The state’s assembly had passed the Tamil Nadu Prohibition of Online Gambling and Regulation of Online Games Ordinance, 2022 last October.

However, in early March, the Governor RN Ravi returned the ordinance for reconsideration. A few weeks later, the assembly readopted the Bill and sent it to Raj Bhavan once again.

State laws on online gaming are a pain-point that many in the industry are foreseeing. They have also raised these concerns with the Ministry of Electronics and IT (MeitY), which is now the nodal agency for the sector. They are also likely to challenge Tamil Nadu’s measure in court once it is notified by the state government.

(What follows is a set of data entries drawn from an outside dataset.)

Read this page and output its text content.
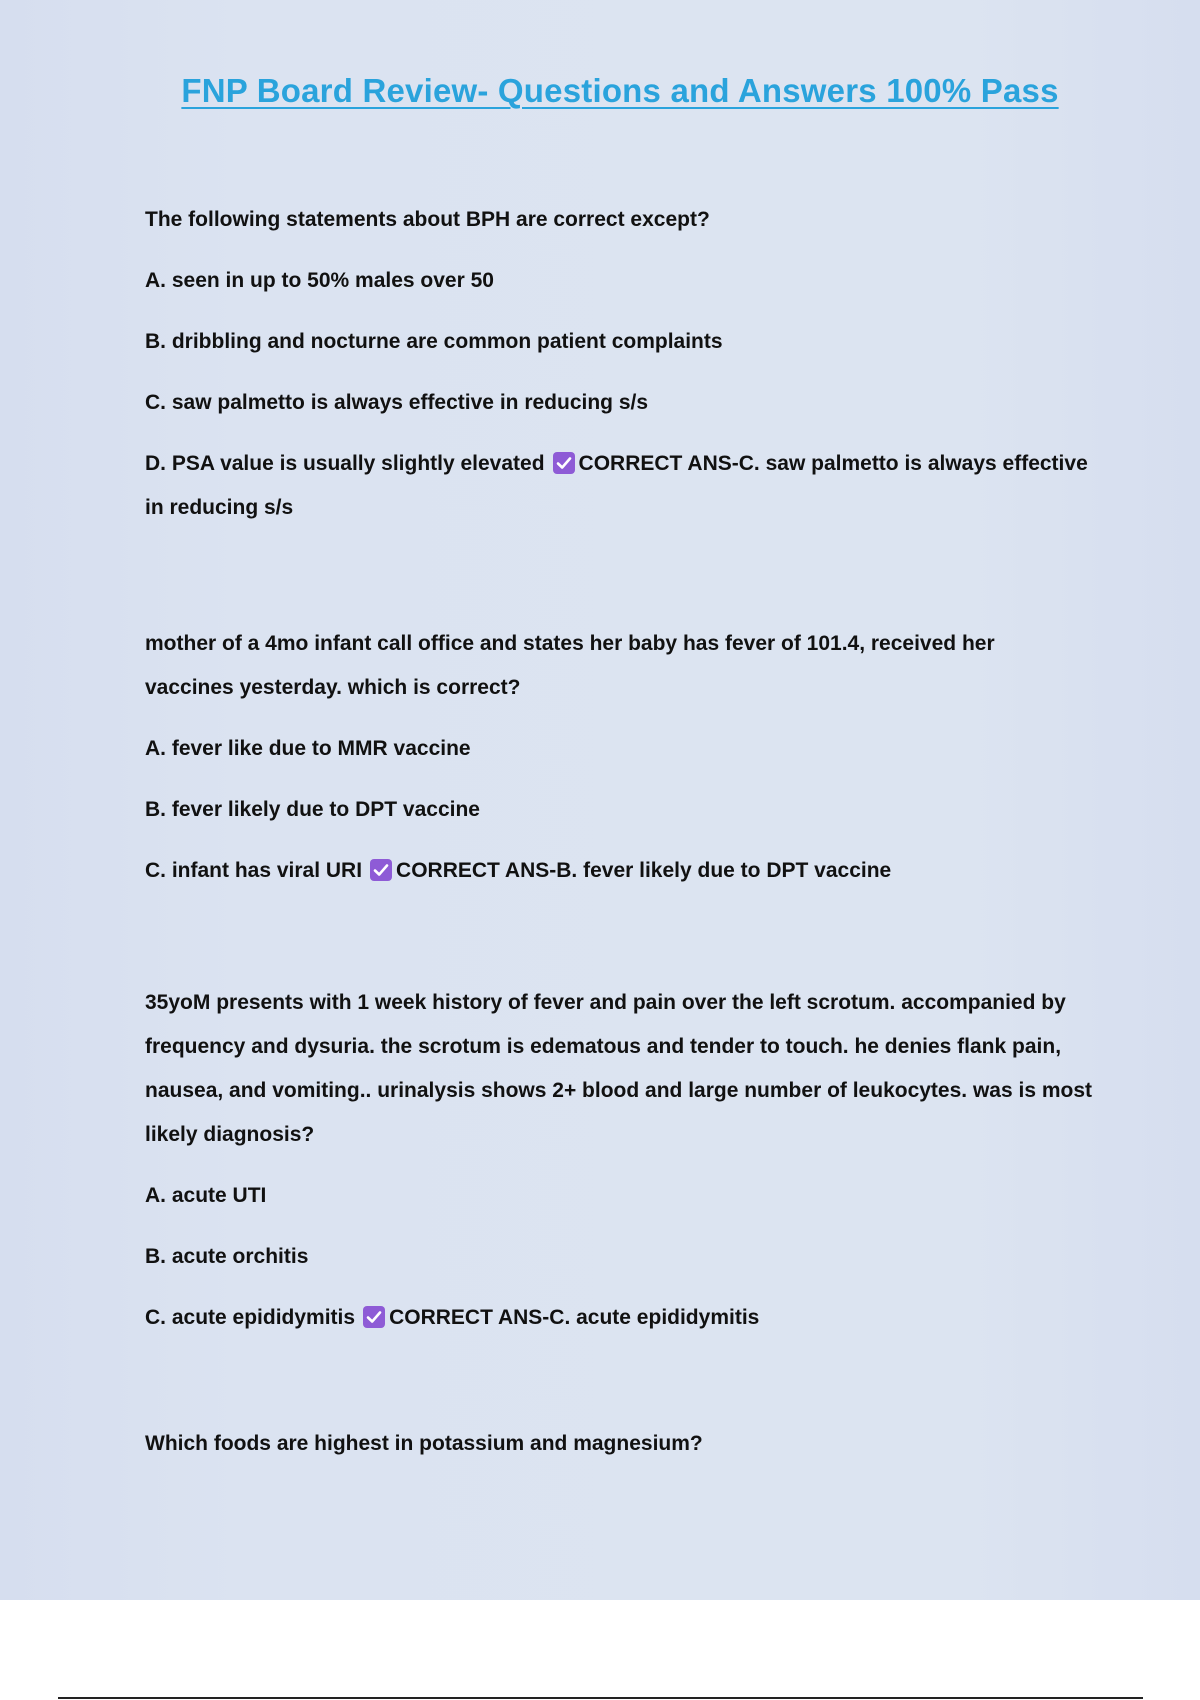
FNP Board Review- Questions and Answers 100% Pass

The following statements about BPH are correct except?

A. seen in up to 50% males over 50

B. dribbling and nocturne are common patient complaints

C. saw palmetto is always effective in reducing s/s

D. PSA value is usually slightly elevated CORRECT ANS-C. saw palmetto is always effective

in reducing s/s

mother of a 4mo infant call office and states her baby has fever of 101.4, received her

vaccines yesterday. which is correct?

A. fever like due to MMR vaccine

B. fever likely due to DPT vaccine

C. infant has viral URI CORRECT ANS-B. fever likely due to DPT vaccine

35yoM presents with 1 week history of fever and pain over the left scrotum. accompanied by

frequency and dysuria. the scrotum is edematous and tender to touch. he denies flank pain,

nausea, and vomiting.. urinalysis shows 2+ blood and large number of leukocytes. was is most

likely diagnosis?

A. acute UTI

B. acute orchitis

C. acute epididymitis CORRECT ANS-C. acute epididymitis

Which foods are highest in potassium and magnesium?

The Bill prohibits online gambling and online games of chance played for money or other stakes. While it specifically names Rummy and Poker as games of chance, it can go much wider in scope – it defines online games of chance as those where both an element of chance and skill are involved, and the element of chance dominates over the element of skill; games are presented as games of chance; the element of chance can only be eliminated by superlative skill; or games involve cards, dice, or wheel which work on random event generators.

 

The lens on inflation targeting (Page no. 16)

(GS Paper 3, Economy)

Something remarkable happened last week. Quite unexpectedly, the Reserve Bank of India (RBI), the institution charged with the job to contain inflation, decided to stop raising interest rates.

This was quite odd because since May last year, the RBI had been exchanging jabs with high inflation, trying to bring it down close to RBI’s target level of 4% by repeatedly raising interest rates. It was almost as if the RBI suddenly decided to stop boxing and instead stand in one corner of the ring.

Before we proceed, it is important to understand what RBI does to contain inflation and how it works on paper.

The RBI is one of those central banks that are charged with targeting a certain level of inflation, come what may. It primarily does this by raising interest rates in the economy.

Higher interest rates drag down economic growth because loans of kinds become costlier. In essence, and this is the key point, the RBI hits overall demand to bridge the gap between what is demanded and what is supplied, thus bringing down prices.

In other words, a central bank’s single-minded focus on targeting an inflation rate might imply overall economic growth contracting (read recession).

 

Economy

IMF cuts India GDP for FY24 to 5.9% (Page no. 17)

(GS Paper 3, Economy)          

Days after the Reserve Bank of India’s (RBI) raised its growth forecast, the International Monetary Fund (IMF) has cut its GDP growth forecast for India for the financial year 2023-24 by 20 basis points to 5.9 per cent.

The fresh revision in the growth forecast by the Washington-based multilateral body in its latest bi-annual World Economic Outlook is broadly in line with what other multilateral agencies and economists have projected and is sharply lower than the RBI projection of 6.5 percent.

The RBI had, on April 6, hiked its growth forecast for the current year by 10 basis points in its first monetary policy review of FY24.

The latest IMF projection makes it among the lowest growth forecasts for India in comparison with other multilateral development banks, with the World Bank projecting a 6.3 per cent growth rate and the manila-based Asian Development Bank forecasting 6.4 per cent GDP growth for FY24. Nomura has projected a growth rate of 5.3 per cent for the fiscal.

The IMF has projected India’s retail inflation to ease from 6.7 per cent in FY23 to 4.9 per cent in FY24 and current account deficit to come down to 2.2 per cent of GDP from 2.6 per cent in FY23.

Chief economist of IMF Pierre-Olivier Gourinchas said while the global economy’s gradual recovery is on track, the recent banking instability has highlighted the fragilities in the rebound story.